Describe alternatives you've considered

Sticking with MacOS :/ .... I'm waiting for EOS to solve some of these hyper-critical every-second-of-use aesthetic issue before I make the switch. But I do believe in you guys.

Additional context

If there was a way to remove the topbar entirely in fullscreen mode, then slide it in when the mouse went to the top of the screen, that would be nice. Just anything at all that can be done to minimize space wasted to headers that aren't currently being interacted with would be nice. I full screen everything on MacOS and am spoiled with having zero wasted header pretty much 100% of the time I'm on my computer.

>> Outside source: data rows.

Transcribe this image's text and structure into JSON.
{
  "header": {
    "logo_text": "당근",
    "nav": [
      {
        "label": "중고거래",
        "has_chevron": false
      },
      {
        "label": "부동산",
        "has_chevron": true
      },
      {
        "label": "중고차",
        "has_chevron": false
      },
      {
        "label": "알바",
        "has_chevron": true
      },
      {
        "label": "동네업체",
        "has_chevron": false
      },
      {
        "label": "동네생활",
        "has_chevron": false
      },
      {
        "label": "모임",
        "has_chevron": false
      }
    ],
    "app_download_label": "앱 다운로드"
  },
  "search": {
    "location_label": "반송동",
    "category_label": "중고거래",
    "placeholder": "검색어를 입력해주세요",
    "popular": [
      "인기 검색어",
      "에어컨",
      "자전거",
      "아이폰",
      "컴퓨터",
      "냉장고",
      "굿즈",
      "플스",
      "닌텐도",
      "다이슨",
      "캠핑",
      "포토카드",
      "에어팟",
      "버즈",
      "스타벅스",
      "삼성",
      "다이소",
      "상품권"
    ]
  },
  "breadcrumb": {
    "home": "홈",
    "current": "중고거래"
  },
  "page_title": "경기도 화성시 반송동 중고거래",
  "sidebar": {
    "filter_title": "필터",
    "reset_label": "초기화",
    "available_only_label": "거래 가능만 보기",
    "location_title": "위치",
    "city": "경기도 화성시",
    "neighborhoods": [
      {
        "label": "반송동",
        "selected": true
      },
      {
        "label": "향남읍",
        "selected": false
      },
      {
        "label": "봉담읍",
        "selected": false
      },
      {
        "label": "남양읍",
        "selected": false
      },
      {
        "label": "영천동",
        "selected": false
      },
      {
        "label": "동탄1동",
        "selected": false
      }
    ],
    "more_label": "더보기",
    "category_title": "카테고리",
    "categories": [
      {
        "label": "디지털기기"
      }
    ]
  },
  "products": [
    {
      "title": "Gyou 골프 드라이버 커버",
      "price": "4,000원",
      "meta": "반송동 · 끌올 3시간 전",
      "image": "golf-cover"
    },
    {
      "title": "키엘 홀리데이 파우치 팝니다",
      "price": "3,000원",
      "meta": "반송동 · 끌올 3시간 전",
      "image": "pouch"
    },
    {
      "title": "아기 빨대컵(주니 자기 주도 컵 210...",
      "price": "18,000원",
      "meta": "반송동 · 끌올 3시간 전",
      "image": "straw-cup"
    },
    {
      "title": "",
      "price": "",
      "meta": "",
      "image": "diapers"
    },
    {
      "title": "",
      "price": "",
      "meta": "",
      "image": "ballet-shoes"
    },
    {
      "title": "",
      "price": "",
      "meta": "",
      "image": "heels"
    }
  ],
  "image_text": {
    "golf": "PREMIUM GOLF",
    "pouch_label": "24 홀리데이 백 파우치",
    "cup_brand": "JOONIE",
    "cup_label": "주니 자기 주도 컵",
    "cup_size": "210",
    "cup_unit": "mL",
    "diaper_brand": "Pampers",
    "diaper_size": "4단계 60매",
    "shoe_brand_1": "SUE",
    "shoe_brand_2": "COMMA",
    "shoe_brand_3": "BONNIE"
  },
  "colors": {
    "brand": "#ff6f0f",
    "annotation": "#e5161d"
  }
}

hanaral commented 3 years ago

Hasn't MacOS done the same thing now? The reason elementary does it is for consistency of context. i.e. The terminal has 1 button so it gets almost default size and an app or a different mode of an app gets a fatter one if it has critical widgets in the CSD. If you think that elementary's csd is too large then you might want to change your DPI settings to shrink them a little.

SephReed commented 3 years ago

My code sense doesn't see Changing DPI as a logical solution. I've learned my lesson about linux hacks that end up being a lot of time and energy for something that breaks if you breathe on it.

Besides, EOS prides itself on its aesthetics a for good reason, and I think almost everybody in design agrees at this point that wasting vertical space is worth avoiding. If nothing else, I'd like to suggest that future designs do what they can to minimize usage of vertical space (especially negative vertical space).

danirabbit commented 3 years ago

Headerbars are indeed already smaller than the titlebar/toolbar/menubar combo, so you're right that this is an optical illusion. You're actually already saving quite a lot of vertical space. Headerbars in elementary OS are also already about 8px smaller than the ones in GNOME.

In elementary OS 6, we now have a way to scale the UI based on your selected text size. So I'm inclined to close this as "fixed".

@cassidyjames thoughts?

cassidyjames commented 3 years ago

Yeah, as written this would require generating and maintaining an entire extra set of GTK stylesheets if we wanted to squeeze every pixel out of them as an option. HeaderBars are the size they are to maintain usable/grabbable size while accommodating their contents: buttons, entries, view switchers, etc. Apps can choose to use a thinner style depending on their contents as well, as seen with Terminal, Calculator, and other apps.

If the issue overall is that the UI feels too big for your display's size and resolution, we indeed support scaling the UI with the font now in Settings → Desktop → Appearance starting in elementary OS 6.